I social durante il lockdown (e il post-lockdown) sono stati strumenti e luoghi dai molteplici aspetti: a volte rifugio, a volte prigione. Come li hai vissuti e li vivi?
Ho aperto un account Instagram durante il secondo lockdown, proprio per riversarci sopra i disegnetti che avevo iniziato a fare. In quel momento per me sono stati uno spazio di liberazione dalla clausura imposta dalla pandemia, un modo per uscire di casa almeno con la testa e coi miei disegni. I social sono uno strumento potentissimo e in quanto tale vanno maneggiati con cura, sono la forma di autofiction più praticata al mondo su base quotidiana e l’autofiction è una cosa da gestire con cautela, perché lavorando sullo sfumare e confondere ciò che è vero da ciò che non lo è rischia facilmente di diventare uno dei modi in cui si arriva a mentire persino a se stessi.
Anche la depressione, ma più in generale il bisogno di supporto psicologico, fatica a liberarsi da certe stimmate. Scrivere di questi argomenti non è più solo un fatto personale ma un atto sociale e politico, volenti o nolenti. È un aspetto che è emerso con i tuoi lettori?

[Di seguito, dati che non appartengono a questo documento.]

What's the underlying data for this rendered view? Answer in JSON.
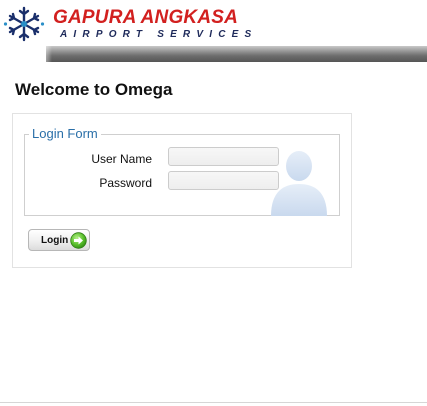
{
  "header": {
    "brand_name": "GAPURA ANGKASA",
    "brand_subtitle": "AIRPORT SERVICES",
    "logo_icon": "snowflake-logo-icon",
    "brand_color": "#d2201f",
    "subtitle_color": "#1e2a5a"
  },
  "welcome": {
    "title": "Welcome to Omega"
  },
  "login_form": {
    "legend": "Login Form",
    "legend_color": "#2a6fa8",
    "username_label": "User Name",
    "username_value": "",
    "password_label": "Password",
    "password_value": "",
    "avatar_icon": "user-silhouette-icon",
    "login_button_label": "Login",
    "login_button_icon": "green-arrow-right-icon"
  }
}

Sì tantissimo! Sia nelle presentazioni dal vivo e ai firmacopie, sia con messaggi privati sui social che per mail, il confronto e lo scambio su questo tema è stato quello che emerso di più con i lettori e le lettrici. La depressione e il disagio psicologico sono un tema cardine della nostra contemporaneità. Fortunatamente, se ne riesce a parlare sempre più apertamente al livello della società civile, ma vedo ancora che questa questione fatica a trovare spazio in qualsiasi agenda politica, ma non mi stupisce. Il disagio mentale spinge a mettere in discussione e ripensare i sistemi che governano e organizzano le nostre vite all’interno delle società ed è una cosa che la politica non fa mai con gran piacere, per usare un eufemismo.
Qual è il momento che preferisci: visualizzare un’idea come fosse una tavola, il momento della mano che stringe la matita, la rifinitura della china sulla matita, la collocazione di ogni vignetta e tavola una dopo l’altra, o altro ancora?
Amo tantissimo il momento in cui il fumetto mi arriva nella testa. Spesso tutto insieme, come un’intuizione. Poi la parte in cui tutto deve precipitare concretamente sulla tavola per me è molto faticoso, ma terribilmente affascinante, fare i fumetti è davvero un’esperienza pazzesca!
Chiudiamo con una domanda di rito: sei a lavoro su altri fumetti, hai qualche anticipazione?
Sì! Già mentre disegnavo Nodi, altre idee avevano cominciato a frullarmi in testa. Ora stiamo lavorando a quelle idee affinché possano diventare il punto di partenza di una nuova storia.
Intervista condotta via mail a ottobre 2025.

Fiamma
Fiamma è architetta, dottore di ricerca, fumettista. Comincia a disegnare nel 2021 durante la pandemia, un anno dopo inizia a fare i suoi primi fumetti riscrivendo in forma illustrata la sua tesi di dottorato sul dispositivo dei campi profughi e nel 2023 incontra BAO Publishing. Nodi è il suo primo graphic novel.